Putin sees the epochal change coming to the world order. Too bad Washington doesn’t have a clue. From Pepe Escobar at thesaker.is:

In an all-encompassing address to the plenary session of the 19th annual meeting of the Valdai Club, President Putin delivered no less than a devastating, multi-layered critique of unipolarity.

From Shakespeare to the assassination of Gen Soleimani; from musings on spirituality to the structure of the UN; from Eurasia as the cradle of human civilization to the interconnection of BRI, SCO and the INSTC; from nuclear dangers to that peripheral peninsula of Eurasia “blinded by the idea that Europeans are better than others”, the address painted a Brueghel-esque canvas of the “historical milestone” facing us, in the middle of “the most dangerous decade since the end of WWII.”

Putin even ventured that, in the words of the classics, “the situation is, to a certain extent, revolutionary” as “the upper classes cannot, and the lower classes do not want to live like this anymore”. So everything is in play, as “the future of the new world order is being shaped before our eyes.”
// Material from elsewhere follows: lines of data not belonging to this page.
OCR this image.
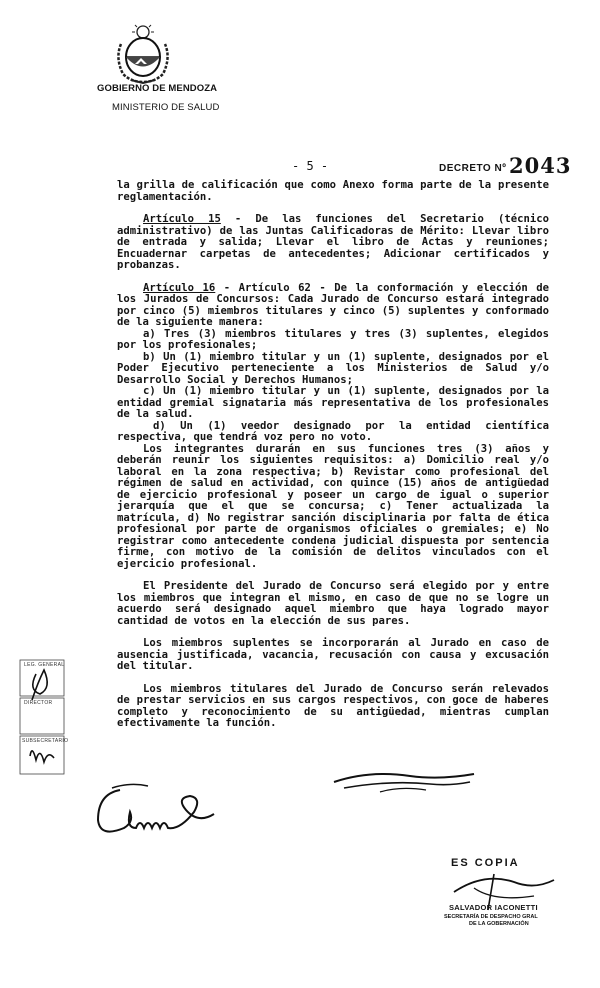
GOBIERNO DE MENDOZA
MINISTERIO DE SALUD
- 5 -	DECRETO Nº 2043

la grilla de calificación que como Anexo forma parte de la presente reglamentación.

Artículo 15 - De las funciones del Secretario (técnico administrativo) de las Juntas Calificadoras de Mérito: Llevar libro de entrada y salida; Llevar el libro de Actas y reuniones; Encuadernar carpetas de antecedentes; Adicionar certificados y probanzas.

Artículo 16 - Artículo 62 - De la conformación y elección de los Jurados de Concursos: Cada Jurado de Concurso estará integrado por cinco (5) miembros titulares y cinco (5) suplentes y conformado de la siguiente manera:

a) Tres (3) miembros titulares y tres (3) suplentes, elegidos por los profesionales;

b) Un (1) miembro titular y un (1) suplente, designados por el Poder Ejecutivo perteneciente a los Ministerios de Salud y/o Desarrollo Social y Derechos Humanos;

c) Un (1) miembro titular y un (1) suplente, designados por la entidad gremial signataria más representativa de los profesionales de la salud.

d) Un (1) veedor designado por la entidad científica respectiva, que tendrá voz pero no voto.

Los integrantes durarán en sus funciones tres (3) años y deberán reunir los siguientes requisitos: a) Domicilio real y/o laboral en la zona respectiva; b) Revistar como profesional del régimen de salud en actividad, con quince (15) años de antigüedad de ejercicio profesional y poseer un cargo de igual o superior jerarquía que el que se concursa; c) Tener actualizada la matrícula, d) No registrar sanción disciplinaria por falta de ética profesional por parte de organismos oficiales o gremiales; e) No registrar como antecedente condena judicial dispuesta por sentencia firme, con motivo de la comisión de delitos vinculados con el ejercicio profesional.

El Presidente del Jurado de Concurso será elegido por y entre los miembros que integran el mismo, en caso de que no se logre un acuerdo será designado aquel miembro que haya logrado mayor cantidad de votos en la elección de sus pares.

Los miembros suplentes se incorporarán al Jurado en caso de ausencia justificada, vacancia, recusación con causa y excusación del titular.

Los miembros titulares del Jurado de Concurso serán relevados de prestar servicios en sus cargos respectivos, con goce de haberes completo y reconocimiento de su antigüedad, mientras cumplan efectivamente la función.

LEG. GENERAL
DIRECTOR
SUBSECRETARIO
ES COPIA
SALVADOR IACONETTI
SECRETARÍA DE DESPACHO GRAL
DE LA GOBERNACIÓN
Way beyond a catchy slogan about the game the West is playing, “bloody, dangerous and dirty”, the address and Putin’s interventions at the subsequent Q&A should be analyzed as a coherent vision of past, present and future. Here we offer just a few of the highlights:

“The world is witnessing the degradation of world institutions, the erosion of the principle of collective security, the substitution of international law for ‘rules’”.

“Even at the height of the Cold War, nobody denied the existence of the culture and art of the Other. In the West, any alternative point of view is declared subversive.”